SPINS data highlights on the Tattooed Chef brand:
- Distribution points grew by 315% year over year.
- Measured consumption grew by 239% year over year.
- Consumption sales rose 49% sequentially.
- Tattooed Chef is now the 4th largest brand across all of the categories in which it competes by multi-outlet sales.
- Tattooed Chef is now a top 10 brand across club, grocery and mass in every single category it competes in.
- Tattooed Chef has 50% of the top 10 highest velocity SKUs in the frozen vegetable entrée category over the last 52 weeks.
- Tattooed Chef now has the top selling new pizza SKU by velocity.
- Tattooed Chef club sales grew by 64% YoY this quarter.
E. Notes from the Tattooed Chef, Sarah Galletti
On plans for Belmont Confections:
“While the transaction has not closed yet, we have already begun testing for the new line of bars which will be on shelves at some point next years.”
On marketing:
“Paid social marketing is outperforming industry benchmarks by 2x in terms of consumer engagement.”
F. Notes from COO/CFO Stephanie Dieckmann
None of the revisions that Tattooed Chef will make to results in prior quarters will have any material impact on the numbers.

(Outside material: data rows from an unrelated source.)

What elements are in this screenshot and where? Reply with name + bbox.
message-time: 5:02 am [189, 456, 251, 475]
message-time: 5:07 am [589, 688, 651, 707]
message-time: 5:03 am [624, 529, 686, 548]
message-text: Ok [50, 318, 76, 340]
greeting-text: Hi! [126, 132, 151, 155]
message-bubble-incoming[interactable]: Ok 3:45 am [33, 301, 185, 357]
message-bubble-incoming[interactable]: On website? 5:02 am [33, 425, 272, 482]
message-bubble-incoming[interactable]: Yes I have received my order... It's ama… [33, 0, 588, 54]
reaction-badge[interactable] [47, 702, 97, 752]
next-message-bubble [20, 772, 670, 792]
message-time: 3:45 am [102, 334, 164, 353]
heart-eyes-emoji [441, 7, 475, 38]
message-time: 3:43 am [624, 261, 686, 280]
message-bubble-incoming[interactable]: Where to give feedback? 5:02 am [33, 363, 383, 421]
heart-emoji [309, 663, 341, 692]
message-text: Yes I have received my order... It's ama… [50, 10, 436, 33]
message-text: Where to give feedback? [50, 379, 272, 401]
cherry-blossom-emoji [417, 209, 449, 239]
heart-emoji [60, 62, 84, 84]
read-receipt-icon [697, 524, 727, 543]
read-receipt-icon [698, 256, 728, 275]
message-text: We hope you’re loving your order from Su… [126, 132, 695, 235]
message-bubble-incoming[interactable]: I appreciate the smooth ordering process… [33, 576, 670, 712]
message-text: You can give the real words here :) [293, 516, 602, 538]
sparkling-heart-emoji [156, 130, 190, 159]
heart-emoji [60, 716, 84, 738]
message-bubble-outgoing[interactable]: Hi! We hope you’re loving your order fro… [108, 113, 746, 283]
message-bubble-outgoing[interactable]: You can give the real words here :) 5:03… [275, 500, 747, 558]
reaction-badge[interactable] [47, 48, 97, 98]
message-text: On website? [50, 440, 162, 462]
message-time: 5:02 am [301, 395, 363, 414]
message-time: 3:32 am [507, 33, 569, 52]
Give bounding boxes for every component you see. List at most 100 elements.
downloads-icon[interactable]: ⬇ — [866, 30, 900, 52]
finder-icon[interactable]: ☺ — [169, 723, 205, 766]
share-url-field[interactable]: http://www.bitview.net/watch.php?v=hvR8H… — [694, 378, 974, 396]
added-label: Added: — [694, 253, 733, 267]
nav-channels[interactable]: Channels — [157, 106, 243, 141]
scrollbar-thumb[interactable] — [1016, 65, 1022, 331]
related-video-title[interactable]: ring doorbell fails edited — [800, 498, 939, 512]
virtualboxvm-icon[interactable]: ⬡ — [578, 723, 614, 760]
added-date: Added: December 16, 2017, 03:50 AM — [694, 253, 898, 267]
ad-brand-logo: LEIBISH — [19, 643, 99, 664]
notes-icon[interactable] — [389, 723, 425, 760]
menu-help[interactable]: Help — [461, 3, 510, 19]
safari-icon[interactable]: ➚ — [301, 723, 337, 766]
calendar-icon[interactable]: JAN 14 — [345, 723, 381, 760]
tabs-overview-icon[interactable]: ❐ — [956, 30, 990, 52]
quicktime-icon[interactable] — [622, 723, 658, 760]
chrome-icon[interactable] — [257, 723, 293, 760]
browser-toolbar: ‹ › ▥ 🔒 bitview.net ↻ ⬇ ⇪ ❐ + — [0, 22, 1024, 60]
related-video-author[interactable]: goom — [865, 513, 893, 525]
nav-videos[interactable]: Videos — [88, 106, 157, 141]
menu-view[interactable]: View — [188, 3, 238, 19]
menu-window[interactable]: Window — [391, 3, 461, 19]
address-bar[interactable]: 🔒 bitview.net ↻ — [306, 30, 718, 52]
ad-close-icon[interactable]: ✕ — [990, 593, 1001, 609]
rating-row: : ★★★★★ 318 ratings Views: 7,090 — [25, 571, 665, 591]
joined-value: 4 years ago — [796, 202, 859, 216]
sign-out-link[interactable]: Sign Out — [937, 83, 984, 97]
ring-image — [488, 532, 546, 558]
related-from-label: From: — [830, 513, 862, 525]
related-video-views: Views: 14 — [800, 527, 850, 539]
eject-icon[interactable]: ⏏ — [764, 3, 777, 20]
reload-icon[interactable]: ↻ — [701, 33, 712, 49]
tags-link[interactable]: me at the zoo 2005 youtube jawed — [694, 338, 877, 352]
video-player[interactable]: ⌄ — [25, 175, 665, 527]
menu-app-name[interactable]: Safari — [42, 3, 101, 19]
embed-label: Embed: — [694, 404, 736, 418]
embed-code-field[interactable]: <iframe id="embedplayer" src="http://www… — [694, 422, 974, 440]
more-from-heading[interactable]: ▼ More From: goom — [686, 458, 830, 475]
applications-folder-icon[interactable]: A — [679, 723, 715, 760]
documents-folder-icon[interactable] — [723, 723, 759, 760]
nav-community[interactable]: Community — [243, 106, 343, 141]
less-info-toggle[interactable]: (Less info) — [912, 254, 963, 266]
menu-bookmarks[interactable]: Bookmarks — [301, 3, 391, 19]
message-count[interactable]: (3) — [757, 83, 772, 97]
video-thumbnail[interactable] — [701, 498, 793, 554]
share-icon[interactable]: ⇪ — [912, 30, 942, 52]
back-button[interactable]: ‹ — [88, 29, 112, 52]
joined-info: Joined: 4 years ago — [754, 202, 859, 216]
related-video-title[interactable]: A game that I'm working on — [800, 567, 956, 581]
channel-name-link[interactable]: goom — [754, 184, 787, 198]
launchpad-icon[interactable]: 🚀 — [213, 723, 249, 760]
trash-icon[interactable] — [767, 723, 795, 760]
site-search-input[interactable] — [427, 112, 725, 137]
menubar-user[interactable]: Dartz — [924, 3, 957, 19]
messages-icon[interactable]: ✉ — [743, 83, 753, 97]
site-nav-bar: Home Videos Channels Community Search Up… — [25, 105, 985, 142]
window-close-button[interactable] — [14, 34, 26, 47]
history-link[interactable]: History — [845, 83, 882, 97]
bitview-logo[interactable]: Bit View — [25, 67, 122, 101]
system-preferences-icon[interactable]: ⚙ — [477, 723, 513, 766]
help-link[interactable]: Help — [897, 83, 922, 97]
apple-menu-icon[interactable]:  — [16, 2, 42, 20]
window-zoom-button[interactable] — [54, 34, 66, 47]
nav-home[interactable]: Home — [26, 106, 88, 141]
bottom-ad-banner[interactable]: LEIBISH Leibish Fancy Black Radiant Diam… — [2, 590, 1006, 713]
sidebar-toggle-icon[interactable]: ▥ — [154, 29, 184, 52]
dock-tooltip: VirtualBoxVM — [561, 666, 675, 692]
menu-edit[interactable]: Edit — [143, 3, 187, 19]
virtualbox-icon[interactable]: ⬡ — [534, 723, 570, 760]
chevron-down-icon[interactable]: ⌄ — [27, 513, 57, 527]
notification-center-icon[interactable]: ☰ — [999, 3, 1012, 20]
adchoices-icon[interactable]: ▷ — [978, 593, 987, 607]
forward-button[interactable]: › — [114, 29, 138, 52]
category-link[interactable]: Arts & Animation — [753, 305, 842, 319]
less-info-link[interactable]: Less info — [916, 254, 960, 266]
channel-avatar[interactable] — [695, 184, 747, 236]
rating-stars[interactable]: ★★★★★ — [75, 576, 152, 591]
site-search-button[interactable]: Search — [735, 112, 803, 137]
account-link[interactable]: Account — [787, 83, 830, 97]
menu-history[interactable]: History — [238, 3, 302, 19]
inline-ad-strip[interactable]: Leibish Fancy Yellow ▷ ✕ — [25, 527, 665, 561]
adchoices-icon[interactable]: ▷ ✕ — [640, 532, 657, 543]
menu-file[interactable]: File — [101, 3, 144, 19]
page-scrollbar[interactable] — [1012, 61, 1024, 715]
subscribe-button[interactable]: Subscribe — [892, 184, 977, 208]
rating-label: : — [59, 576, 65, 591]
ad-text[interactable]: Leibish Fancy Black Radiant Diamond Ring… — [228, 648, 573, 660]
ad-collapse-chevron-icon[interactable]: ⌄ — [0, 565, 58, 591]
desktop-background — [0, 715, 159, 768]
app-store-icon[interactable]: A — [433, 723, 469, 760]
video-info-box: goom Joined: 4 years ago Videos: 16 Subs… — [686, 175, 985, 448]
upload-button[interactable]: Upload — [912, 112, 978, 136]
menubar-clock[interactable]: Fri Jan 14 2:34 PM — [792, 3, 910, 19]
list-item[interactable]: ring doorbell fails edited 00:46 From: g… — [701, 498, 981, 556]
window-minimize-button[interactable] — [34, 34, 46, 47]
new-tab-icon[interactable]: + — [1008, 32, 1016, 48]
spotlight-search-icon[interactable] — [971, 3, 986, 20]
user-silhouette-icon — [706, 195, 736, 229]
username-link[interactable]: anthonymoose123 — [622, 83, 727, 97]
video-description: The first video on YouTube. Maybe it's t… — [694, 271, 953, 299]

“We expect gross margin to expand in the fourth quarter and throughout 2022 as we increase branded volume and production capacity.”
G. My Take
This was a bad quarter but not quite as bad as I was expecting after the company delayed its release by a week. The supply chain and inflation issues Tattooed Chef cited are very real and very temporary — this too shall pass.
Tattooed Chef remains on very thin ice for me. I will not be adding to my stake but I am not ready to sell any shares. It is time for the company to prove it can handle the success that its brand is delivering. Gross margin needs to inflect positively and permanently and management needs to execute with far less drama. A veteran, rock star CFO would be a positive addition to allow Dieckmann to focus on her COO role.
4. Upstart (UPST) — Another Win & Two Interesting Blogs
a. A new partner
Upstart landed another top-60 credit union in BCU (Baxter Credit Union) during the week. BCU boasts roughly $5 billion in assets under management and over 300,000 members. The 2 companies had been working together since June, but now Upstart is officially ready to add it to its referral network and its rapidly growing list of partners (32 strong). Now any member fitting to customized credit parameters of BCU will be eligible to be plugged into a Baxter-funded loan.
“We are delighted to partner with Upstart to provide a digital, AI-powered lending experience to reach and lend to more eligible non-members across the nation.” — SVP of Lending at BCU Dave Brydun
A few months back, the National Association of Federally Insured Credit Unions (NAFCU) named Upstart as its preferred AI-lending partner. Since then, Upstart has seamlessly added large new credit unions to its partner roster. This should continue with CEO Dave Girouard expecting Upstart to have “hundreds” of partners down the road.
b. 2 Interesting blogs
American Banker reported that Upstart’s planned micro-loan, emergency cash product launch will feature APRs below 36%. It’s common for these types of loans to carry triple digit interest rates. This will be Upstart’s combative response to the predatory, payday loan industry.